张鹤玉边吃边想着,竟没有察觉身边坐了个人。

肩上搭上了一双手,张鹤玉眼神一冷,朝旁边攻击而去,不想还没碰到人手腕就被抓住了。

“阿玉,你还是跟以前一样,防备心够重的。”瞎子笑着握住他的手,揉了揉被他抓过的地方。

张鹤玉有无语,“谁让你走路没声的,我正想事情呢,被你吓一跳。”说着便抽出了手。

“我这不是不想打扰你思考嘛。对了,我这有一手资料,你要不要听啊?”说着作势要从怀里拿出什么东西。

张鹤玉一惊,连忙摆手说不要,起身一溜烟就跑没影了。瞎子则是看着张鹤玉的背影,掏出怀里的东西自嘲地笑了笑,又收了回去,慢悠悠走回了自己的帐篷。
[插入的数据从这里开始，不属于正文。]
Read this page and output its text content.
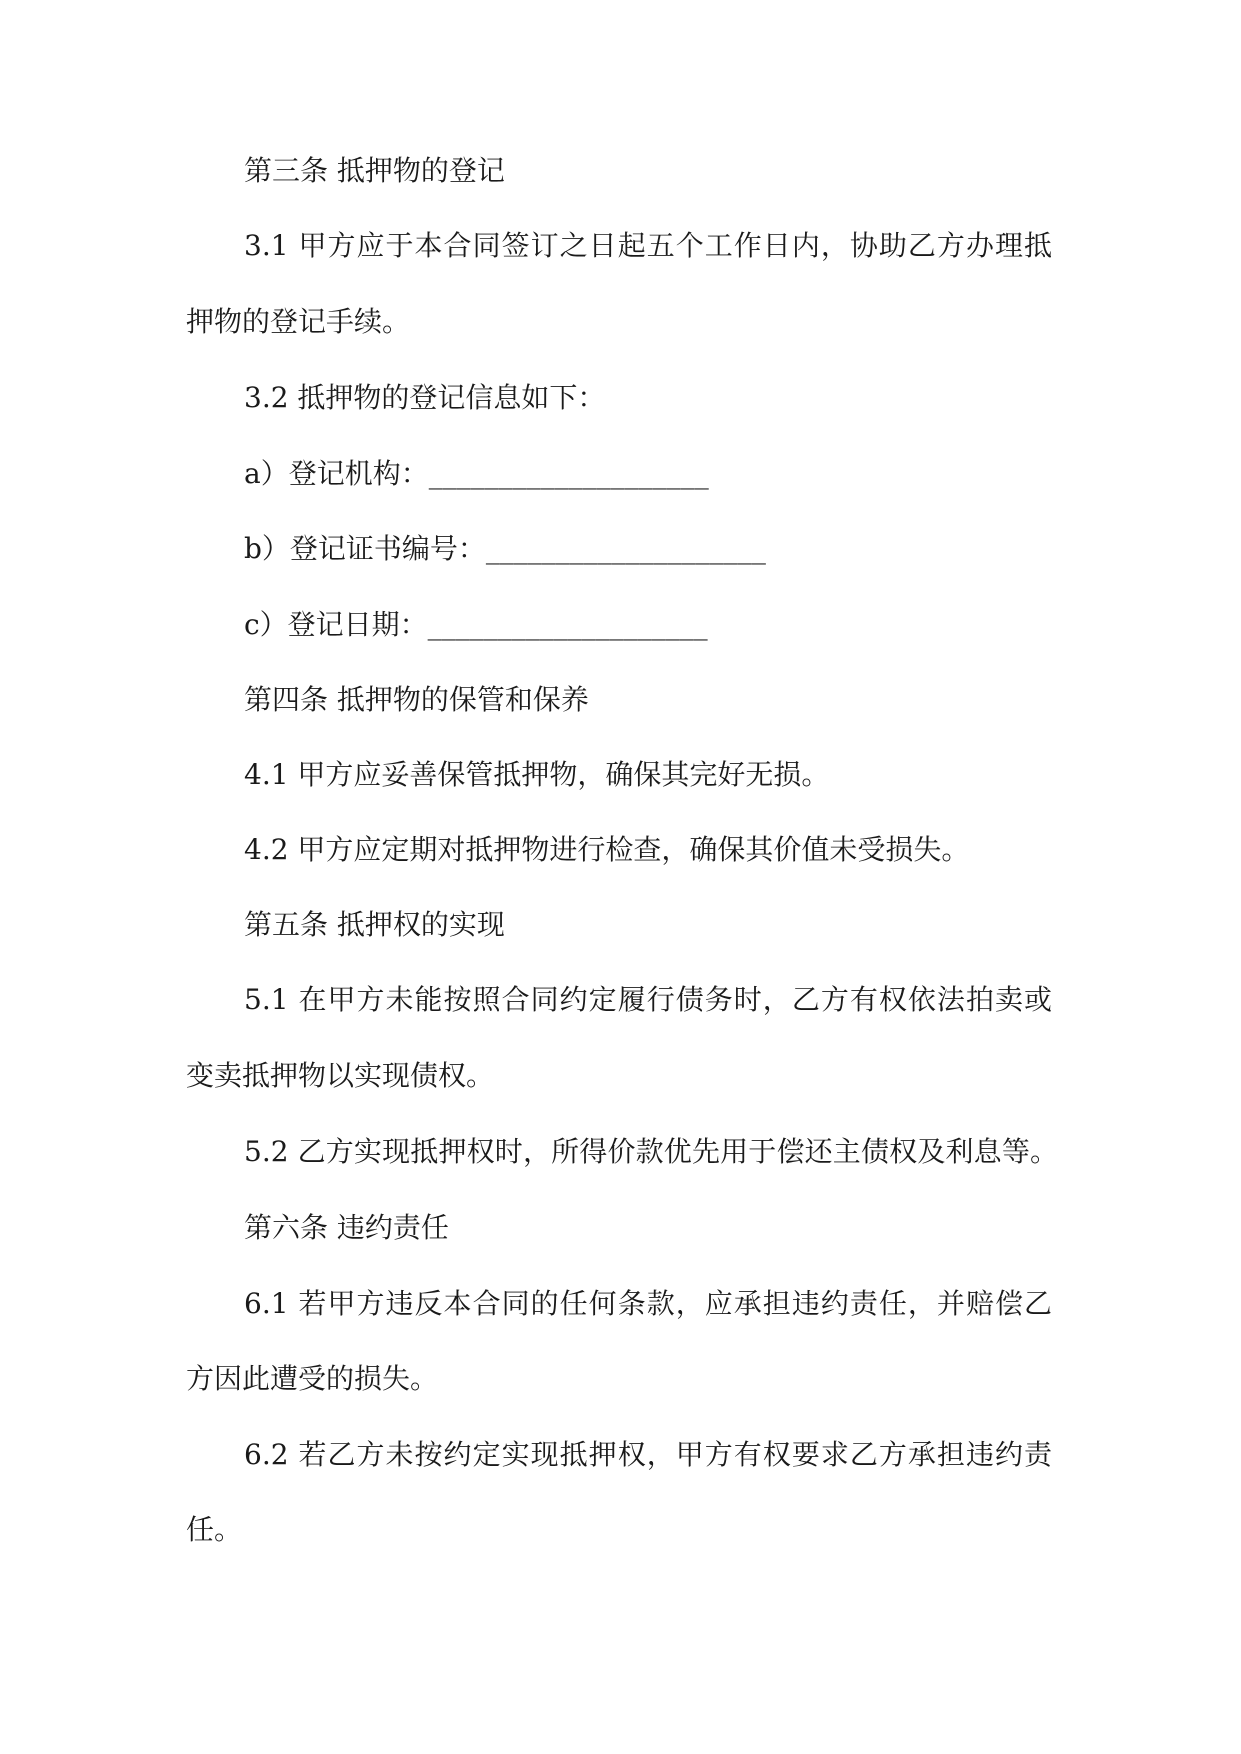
第三条 抵押物的登记
3.1 甲方应于本合同签订之日起五个工作日内，协助乙方办理抵
押物的登记手续。
3.2 抵押物的登记信息如下：
a）登记机构：____________________
b）登记证书编号：____________________
c）登记日期：____________________
第四条 抵押物的保管和保养
4.1 甲方应妥善保管抵押物，确保其完好无损。
4.2 甲方应定期对抵押物进行检查，确保其价值未受损失。
第五条 抵押权的实现
5.1 在甲方未能按照合同约定履行债务时，乙方有权依法拍卖或
变卖抵押物以实现债权。
5.2 乙方实现抵押权时，所得价款优先用于偿还主债权及利息等。
第六条 违约责任
6.1 若甲方违反本合同的任何条款，应承担违约责任，并赔偿乙
方因此遭受的损失。
6.2 若乙方未按约定实现抵押权，甲方有权要求乙方承担违约责
任。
那是一本泛了黄的笔记本,上面还沾着黑色的瘢痕,不难看出来是一本染了血的老旧笔记本。

张鹤玉回到帐篷发现张起陵正一脸茫然地坐在里面,手上拿着张鹤玉的短刀,发觉张鹤玉进来,抬起头一动不动盯着他。

张鹤玉觉得这家伙平常好像除了发呆和盯着他,就无事可做了(某项运动除外)。张鹤玉走到他旁边坐了下来,问:“小官,你们从疗养院有没有发现别的东西?”

张起陵说没有,但他想起了一些事情,张鹤玉怎么问他都没开口。